Controlling one chamber with a small majority, the Republican Party’s largest achievement might be blocking Biden’s agenda. Democrats in the Senate will have little incentive to move forward with major legislative priorities. The Republican-controlled House will likely want to conduct investigations. They'll probably kill the Democrat-led January 6 investigation committee and turn the focus to investigating Hunter Biden and his sketchy business dealings in countries like Ukraine. They’ll want to know if Joe Biden used his political power and connections to help his son. A minority of Republicans will move to impeach Biden. Marjorie Taylor Greene, who claims to be in talks with Donald Trump about being his 2024 running mate, has said she wants Biden impeached. It’s hard to imagine swing-district Republicans supporting that agenda.
The combination of investigating Biden and the right flank of the party wanting him impeached will likely further sour relations between Biden and the Republican-controlled House. The Senate has some of Biden’s friends and former colleagues. Kevin McCarthy and Greene are not Biden’s friends and former colleagues. It’s hard to envision a McCarthy-led House and Chuck Schumer-led Senate coming together and passing any substantial pieces of legislation that improves the lives of Americans.
Biden will likely react by slamming House Republicans as extreme MAGA acolytes. He’ll attack them on unrelated issues. Both chambers of Congress can virtue signal and hold show votes. They can find issues that are popular among Americans that their party supports. In the House, the GOP can pretend to care about the deficit again. They can advocate for greater border security and rail against the Biden administration for hiring more IRS agents. Publicizing culture war issues could prove more difficult for the GOP with such a slim majority. Often, a past show vote was for setting a 20-week gestational limit on abortion.

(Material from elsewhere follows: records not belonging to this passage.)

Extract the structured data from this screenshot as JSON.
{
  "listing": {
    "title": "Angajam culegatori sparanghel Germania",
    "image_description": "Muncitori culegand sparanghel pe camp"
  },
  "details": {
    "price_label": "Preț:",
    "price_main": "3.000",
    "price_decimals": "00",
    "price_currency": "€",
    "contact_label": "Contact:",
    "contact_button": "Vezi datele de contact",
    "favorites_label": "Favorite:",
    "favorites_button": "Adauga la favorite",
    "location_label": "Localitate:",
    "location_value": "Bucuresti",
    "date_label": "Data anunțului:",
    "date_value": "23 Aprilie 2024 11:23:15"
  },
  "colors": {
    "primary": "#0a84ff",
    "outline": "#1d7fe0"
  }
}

But federal Republicans no longer have to pretend to care about protecting the lives of unborn children because they can say they want to leave it to the states.
Show votes can get interesting. In the Senate this session, we’ve learned that Democratic politicians oppose banning human-animal hybrids (chimeras) and racial considerations in college admissions. We also know from past sessions that they support sex-selective abortion and human cloning. And they oppose the Green New Deal.
Conversely, Democrats can hold show votes on advancing policies they know Republicans oppose, like the Respect for Marriage Act. This session, the Senate held show votes on bills like the Equality Act, the John Lewis Voting Rights Act, and the Women's Health Protection Act, among others. Expect that trend to continue. The bills may have some controversial provisions, but the names, at least, sound good.
And if Democrats are smart, they’ll hold votes on minimum wage increases, protecting entitlements, marijuana legalization, and paid family leave. So what will the two sides come together and get Biden to sign into law? Not much. Probably cybersecurity enhancements, increased military spending, corporate welfare under the guise of economic competition with China, and sending more money to Ukraine. Maybe Republicans will support slightly less aid to Ukraine and call it a win for fiscal responsibility.